This kid was born to be an AEM. He takes the job so seriously! And quite impressive method acting. I get the feeling he would actually use that sword if I disobeyed his command.
This nice, classy lady in the photo is probably a real model, posing for some nice clothing or packaged good. She has no idea her head has been transported, landing on this barely 3-dimensional hospital-issue robe. Points to the seller for upping the creepy factor by getting the size of the head-to-body scale wrong.
I LOVE this one. Such abandon! Such verve! And note it says 'Schweet' written on the pavement below him. So what that he's selling a 100% acid washed outfit, I want to hang out with him!
And if you're wondering about those old Toyota commercials, here's a link to one here
So, ostensibly, she is demo-ing that this is a reversible skirt. But there is something just wrong about this and I can't un-see it. It's like the top half and bottom half of her body don't quite go together. And it appears she's wearing some complicated white undergarment that looks corrective rather than sexy. Listen, I wear glasses, and I know they can be sexy, but it doesn't quite work here.
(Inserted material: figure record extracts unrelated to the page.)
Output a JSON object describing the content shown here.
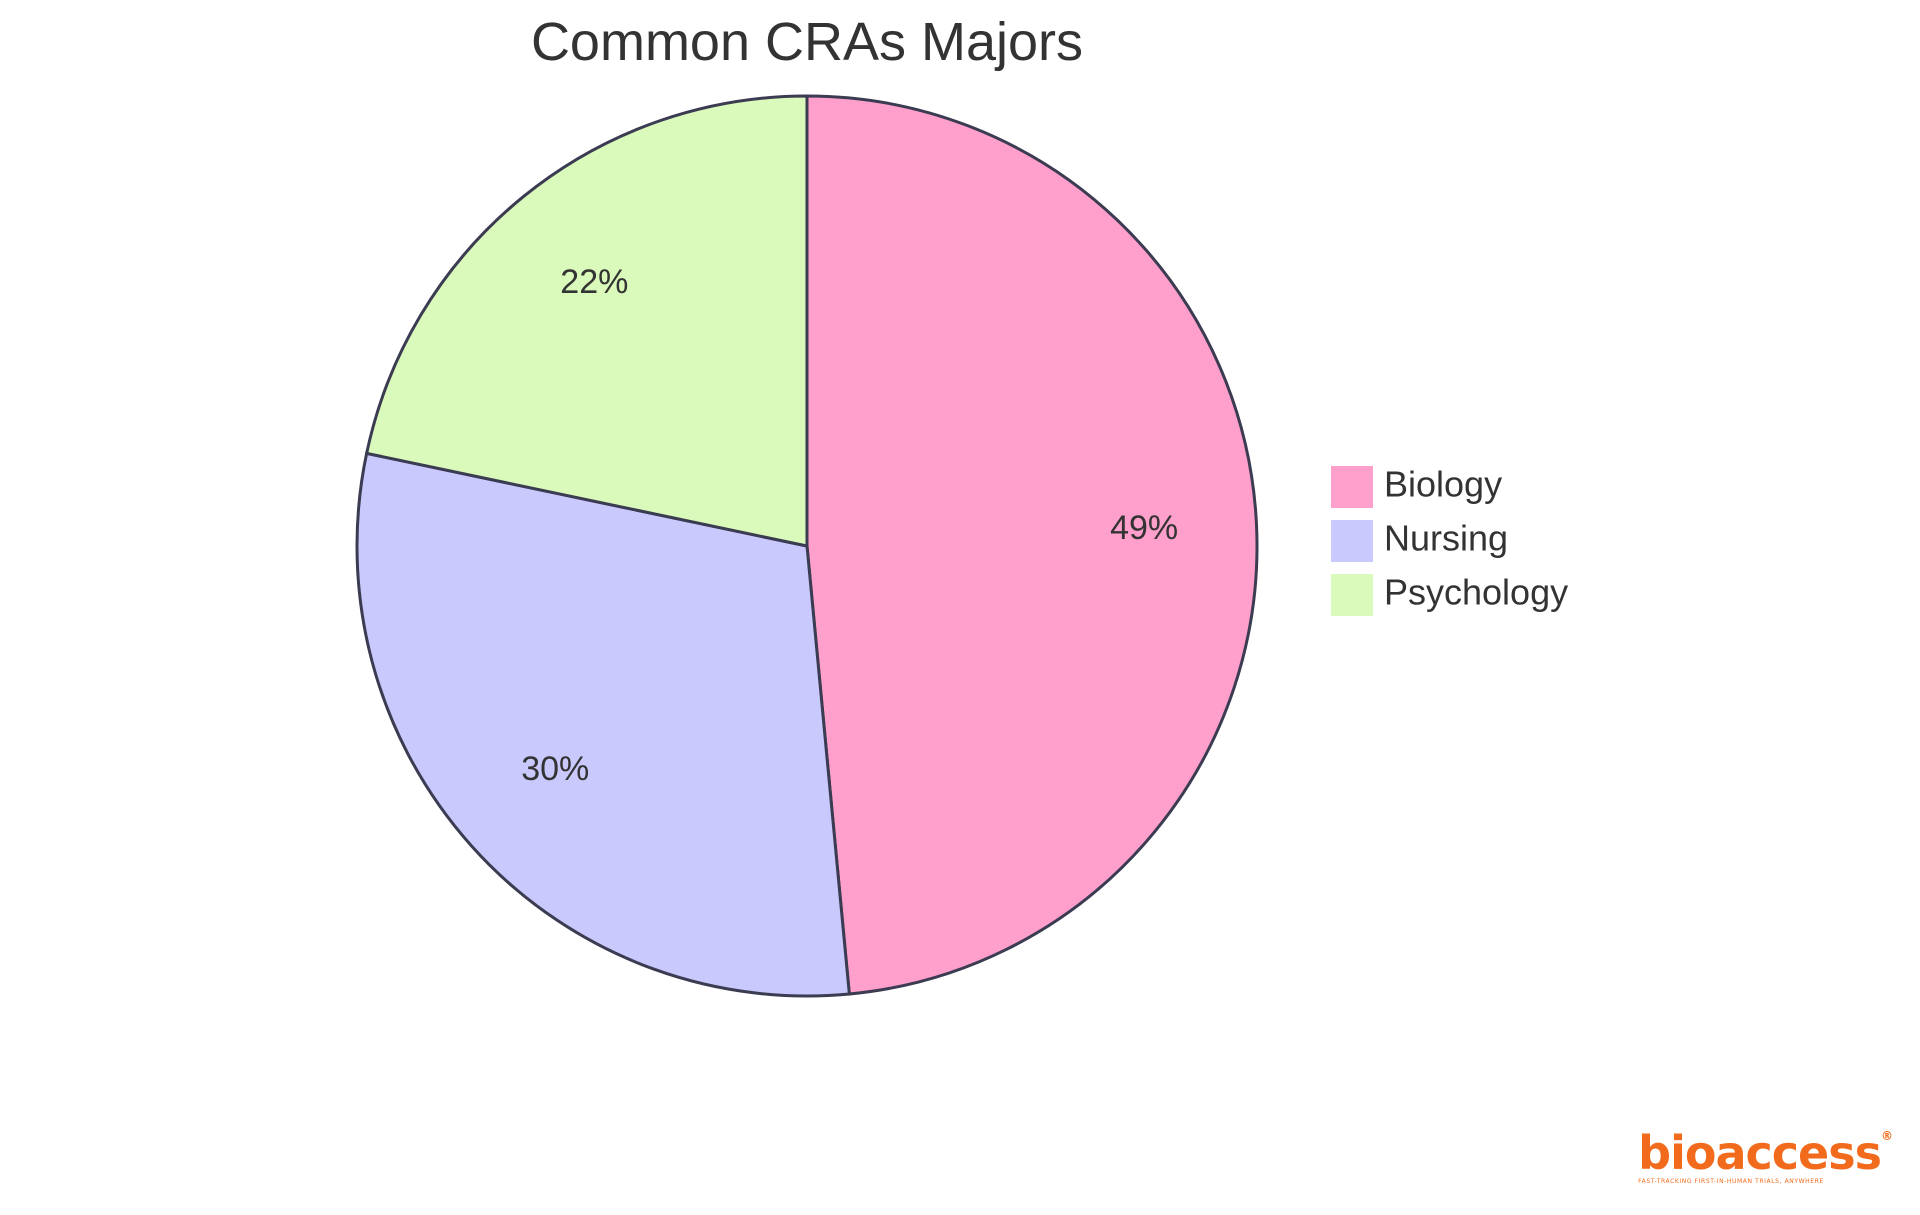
{
  "chart_data": {
    "type": "pie",
    "title": "Common CRAs Majors",
    "slices": [
      {
        "label": "Biology",
        "value": 48.5,
        "display": "49%",
        "color": "#ffa0cc"
      },
      {
        "label": "Nursing",
        "value": 29.8,
        "display": "30%",
        "color": "#c9c9fd"
      },
      {
        "label": "Psychology",
        "value": 21.7,
        "display": "22%",
        "color": "#dafabb"
      }
    ],
    "start_angle": "top (12 o'clock)",
    "direction": "clockwise",
    "legend_position": "right"
  },
  "logo": {
    "text": "bioaccess",
    "registered_mark": "®",
    "tagline": "FAST-TRACKING FIRST-IN-HUMAN TRIALS, ANYWHERE"
  },
  "colors": {
    "slice_stroke": "#3b3b52",
    "text": "#333333",
    "logo_accent": "#f26a1b"
  }
}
This is one of my absolute faves. Or, at least used sock-sellin' faves. I feel I'm getting insight into the used sock buyer here. This AEM is like 'I dare you to be so sick and depraved as to buy my used Hannah Montana socks. They're so dirty I can barely handle them and they have an underage teenager on them.'
So this jilted gal is 'getting back' at her ex by selling his stuff on ebay. Topless. Note to self: go to work naked next time I have fight with husband. Boy, the joke will be on him, right?...um, right?
Well I am taken aback. This guy is a popular seller, good feedback, overall great ebayer. I've always thought, ha ha, funny cross dresser. But it seems, from this sheer nightgown, that he's gone a little farther with it than I thought.
Not sure what those hand signals are, like gang signs? Peace signs? Or just "I'm awesome" signs? Anyway, it's quite a contrast to the formal dress. But for me it's the combo of the hands and the smiley face that comes off as a little scary and possibly menacing.
These little AEMs-in-training add just the distracting and unnecessary factor to selling a dress. And that mannequin seems none too pleased about getting her hem handled, giving the 'enough' hand motion to the little one. Got to say though, so cute these gals want to help Mom out!
The classic joke, made famous in When Harry Met Sally, with days of the week underpants is 'where is ____?' whatever day. But for this I am simply wondering, where is the rest of her body? Is this a real person? I think it is. The shadow suggests she's close to a wall so the body can't be in front of the buns. And yet she appears to be leaning over. I'm very puzzled.
I ask again (and again), why take the photo so near the bathroom? Particularly when the AEM is holding her parts, and with her knees bowed inwards - classic tinkle pose.
Hard to tell where that dry, dead hair stops and that dry, dead bush starts. (Meow! Maybe I'm feeling a little catty today). Fine. I'm jealous she's so thin.
Impressive lack of gravity! Impressive show of composure! Hands properly on the jacket lapels, good posture, face relaxed and smiling. Maybe people who have a pool are so happy they float.
I mean really. Why. Why would you take a picture of a sexy item to sell (the shirt) and pose your AEM against a lamppost on the street? Savvy pimp creating a second stream of revenue selling his ho's clothes on ebay?
This almost looks like a still from a World War II era play, there's so much drama being played out here. The seated AEM is receiving some seriously bad news from the standing AEM, who seems reluctant yet determined to tell her. The dress on the left is for sale. I find this unsettling.